Le lexique est sans doute loin d'être épuisé au fur et à mesure de l'évolution des politiques néolibérales. « Pour renforcer la capacité de remboursement obligatoire de la dette par notre gouvernement, les créanciers voraces comme al Banque mondiale, le Fmi et leurs complices ont contraint l'Etat malien à se désengager de l'école qu'ils qualifient de secteur budgétivore non productif, déniant ainsi le droit à l'éducation universellement reconnu.
Ce désengagement de l'Etat fait supporter les charges de construction de classes, de leur équipement, de paiement des salaire des enseignants sur la base de politiques impopulaires et irraisonnables. Que ce soit les écoles communautaires, les écoles de base et autres », déplore la présidente de Cad/Mali.

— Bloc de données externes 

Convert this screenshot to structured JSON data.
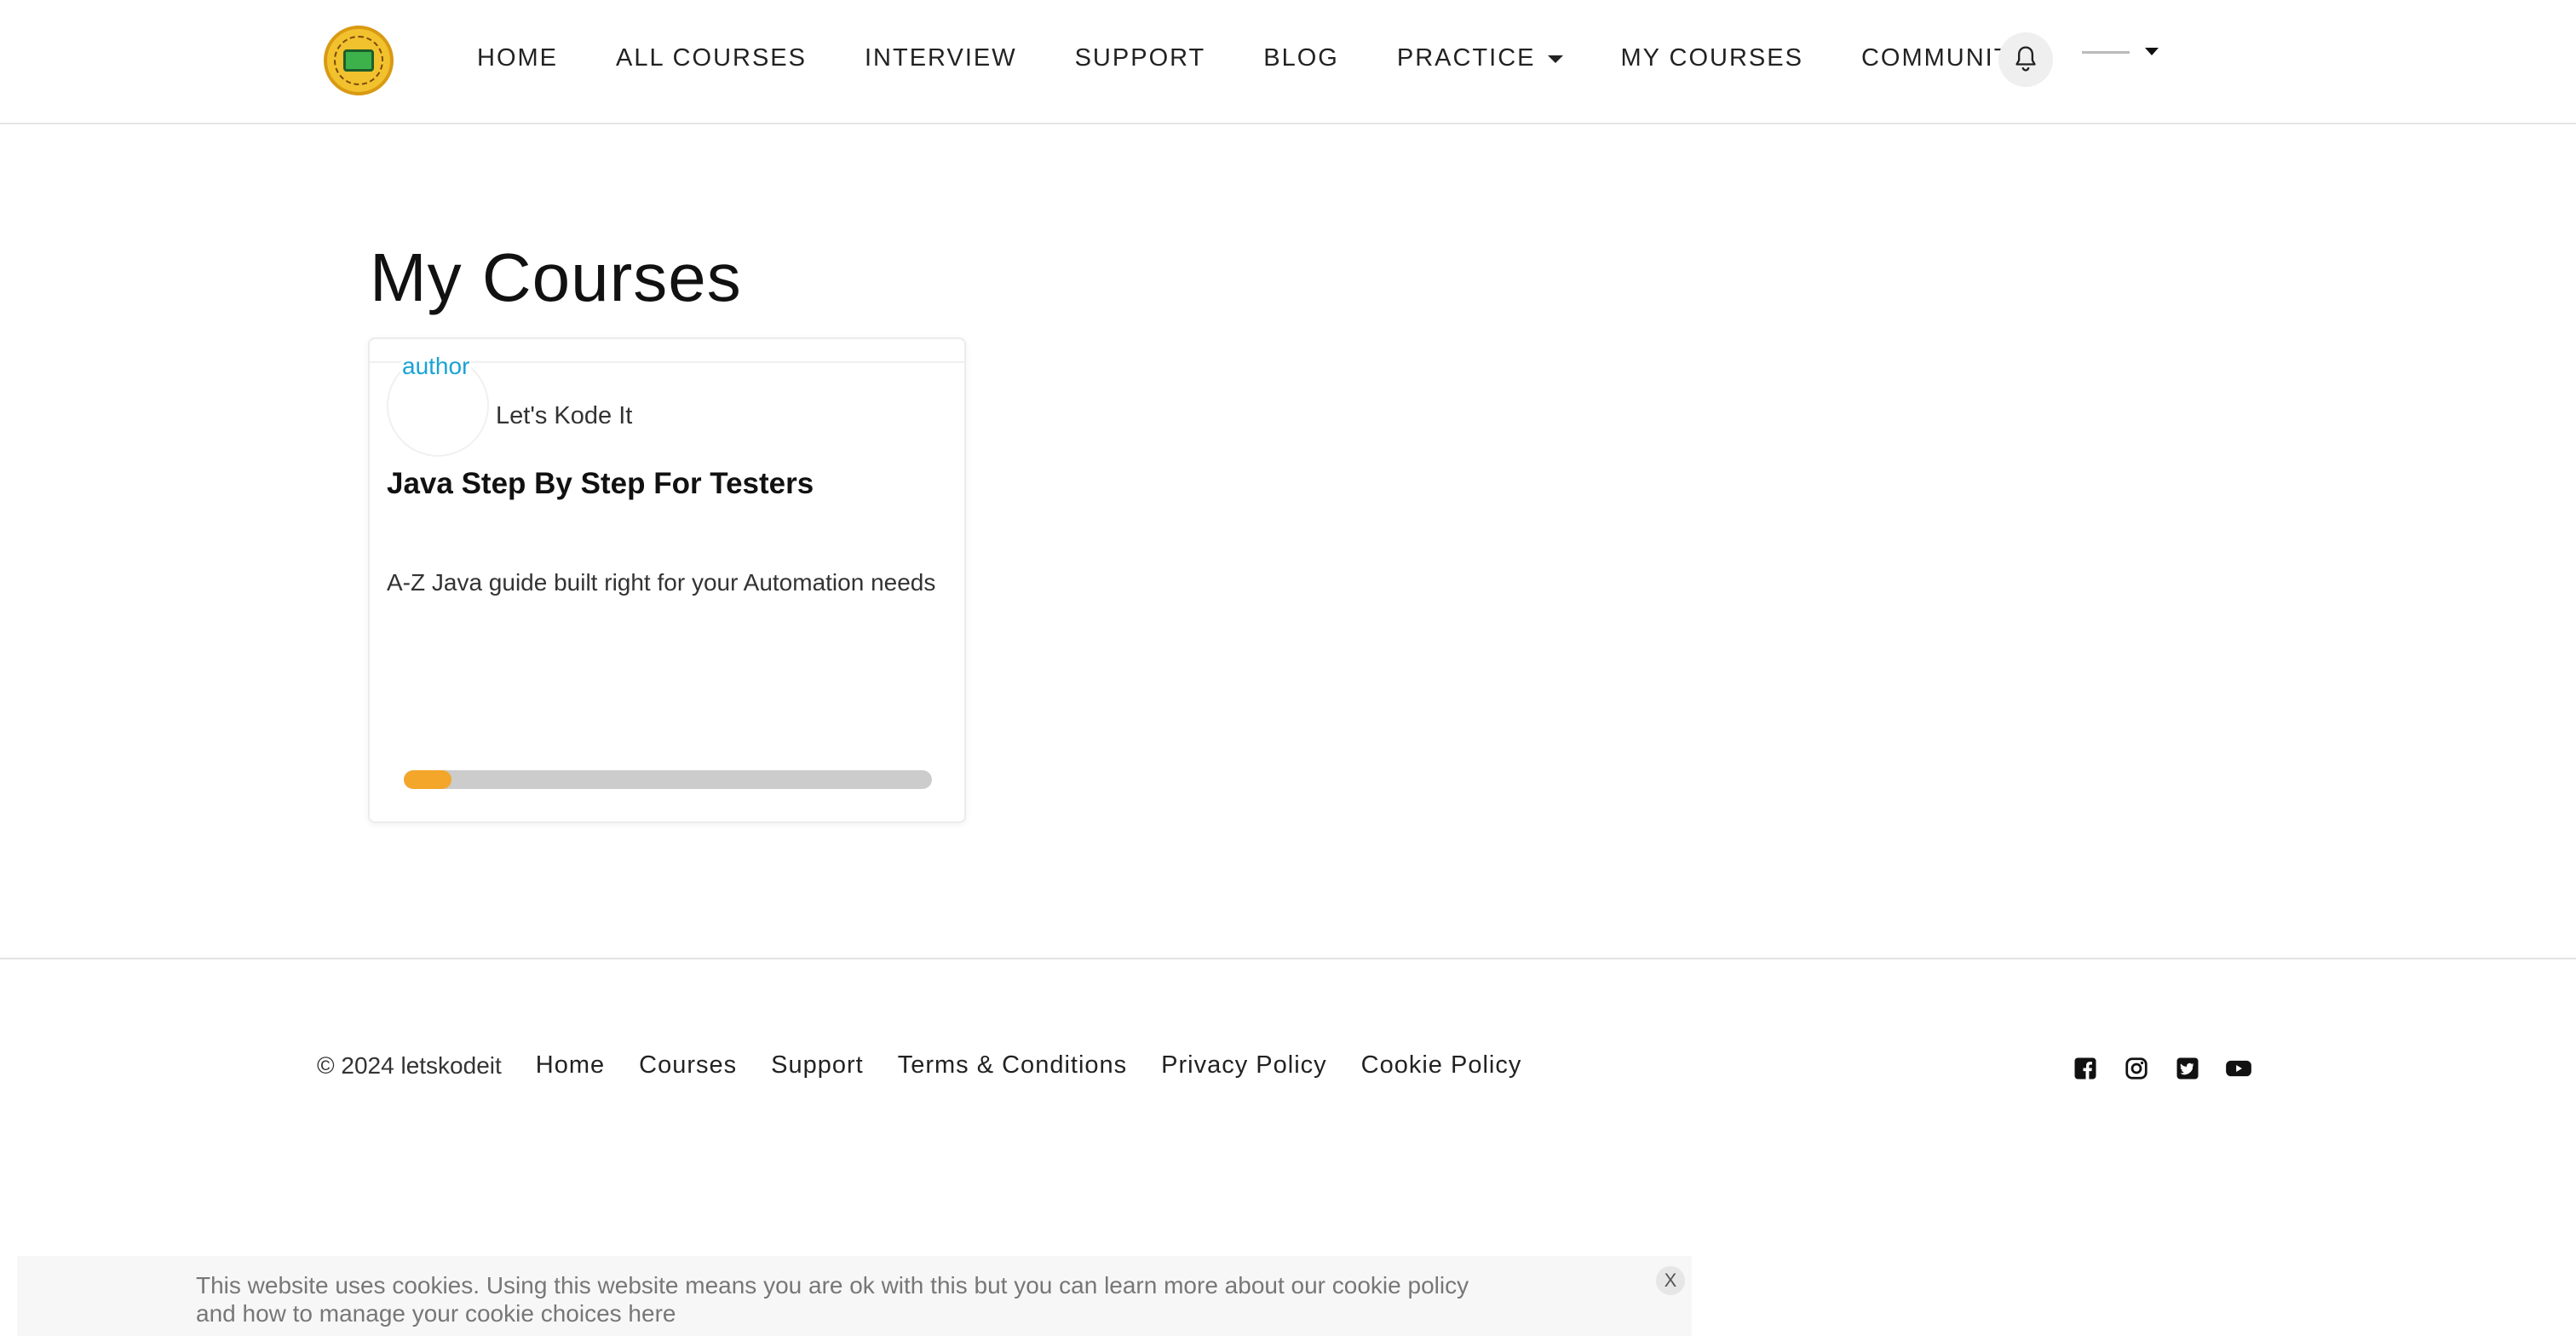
{
  "header": {
    "nav": [
      {
        "label": "HOME"
      },
      {
        "label": "ALL COURSES"
      },
      {
        "label": "INTERVIEW"
      },
      {
        "label": "SUPPORT"
      },
      {
        "label": "BLOG"
      },
      {
        "label": "PRACTICE"
      },
      {
        "label": "MY COURSES"
      },
      {
        "label": "COMMUNITY"
      }
    ],
    "icons": {
      "logo": "logo-badge",
      "bell": "bell-icon",
      "user_menu": "chevron-down-icon"
    }
  },
  "main": {
    "title": "My Courses",
    "courses": [
      {
        "author_tag": "author",
        "author_name": "Let's Kode It",
        "title": "Java Step By Step For Testers",
        "description": "A-Z Java guide built right for your Automation needs",
        "progress": 0.09
      }
    ]
  },
  "footer": {
    "copyright": "© 2024 letskodeit",
    "links": [
      "Home",
      "Courses",
      "Support",
      "Terms & Conditions",
      "Privacy Policy",
      "Cookie Policy"
    ],
    "social": [
      "facebook-icon",
      "instagram-icon",
      "twitter-icon",
      "youtube-icon"
    ]
  },
  "cookie_banner": {
    "text_line1": "This website uses cookies. Using this website means you are ok with this but you can learn more about our cookie policy",
    "text_line2": "and how to manage your cookie choices here",
    "close_label": "X"
  },
  "colors": {
    "accent_blue": "#1aa3d4",
    "progress_fill": "#f3a629",
    "progress_track": "#cccccc"
  }
}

Comme l'école, les politiques néolibérales ont contraint l'Etat à se débarrasser de la santé publique en la mettant entièrement à la charge de la population. Ce désengagement a aussi occasionné l'émergence dans tout le pays de pharmacies privées, de centres de santé communautaire, de cliniques et cabinets privés inaccessibles à plus de 70 % de la population vivant en dessous du seuil de la pauvreté. « Nos hôpitaux sont devenus des mouroirs, car ils manquent du minimum d'équipement médical, de personnel bien formé. Depuis la dévaluation du F Cfa en 1994, le coût des médicaments est devenu exorbitant, obligeant la majorité des malades à faire recours aux « pharmacies par terre », ajoute Mme Barry.
Au Mali, les taux de mortalité infantile, infanto-juvénile et maternelle sont respectivement de 117/1000, 127/1000, et 577/1000. Pendant la vingtaine d'années de politique d'ajustement structurel, on a assisté à une recrudescence des maladies endémiques comme la tuberculose, la poliomyélite, la méningite... Des affections qu'on croyait appartenir au passé.
Le sida prend aussi des proportions inquiétantes, avec un taux qui dépasse les 3%, seuil d'une affection généralisée. « Nous saluons l'annulation de notre dette. Mais encore faudrait-il que cet argent soit investi comme il se doit. Désormais, les bénéficiaires doivent être impliqués fortement dans l'élaboration des politiques de développement si on veut que celles-ci réussissent. Fini le temps où l'on vient nous imposer des projets ou programmes non conformes à nos aspirations », souligne Mme Traoré Oumou Touré, secrétaire exécutive de la Coordination des associations et Ong féminines du Mali (Cafo).
La paysannerie est également appauvrie par les cultures d'exportation et par la détérioration des termes de l'échange. « Nos marchés sont envahis par les riz subventionnés importés de la Malaisie dont le prix est moins cher que la production locale du paysan de la zone Office du Niger », déplore Hamed Tessougué de l'Ong Action contre la faim. Le Mali était 2e producteur de coton en 1999, mais plus de 80 % de paysans producteurs de coton vivent dans des situations de pauvreté extrême, car le coton ne profite qu'au marché mondial et aux chambres de négoce.
Principale source de remboursement de la dette, cette activité se mène au détriment des cultures vivrières et a appauvri toutes les terres à cause de l'usage abusif des engrais chimiques qui constituent aussi un danger pour la santé publique, car intoxiquant les sources d'eau potable. Près de 40 % des enfants de la zone cotonnière de Sikasso vivent dans la malnutrition.
Ce tableau montre l'impact de la dette. Jugée illégitime par beaucoup, ses effets dramatiques sont visibles dans des pays où le minimum vital de bien-être social est une quête quasi impossible.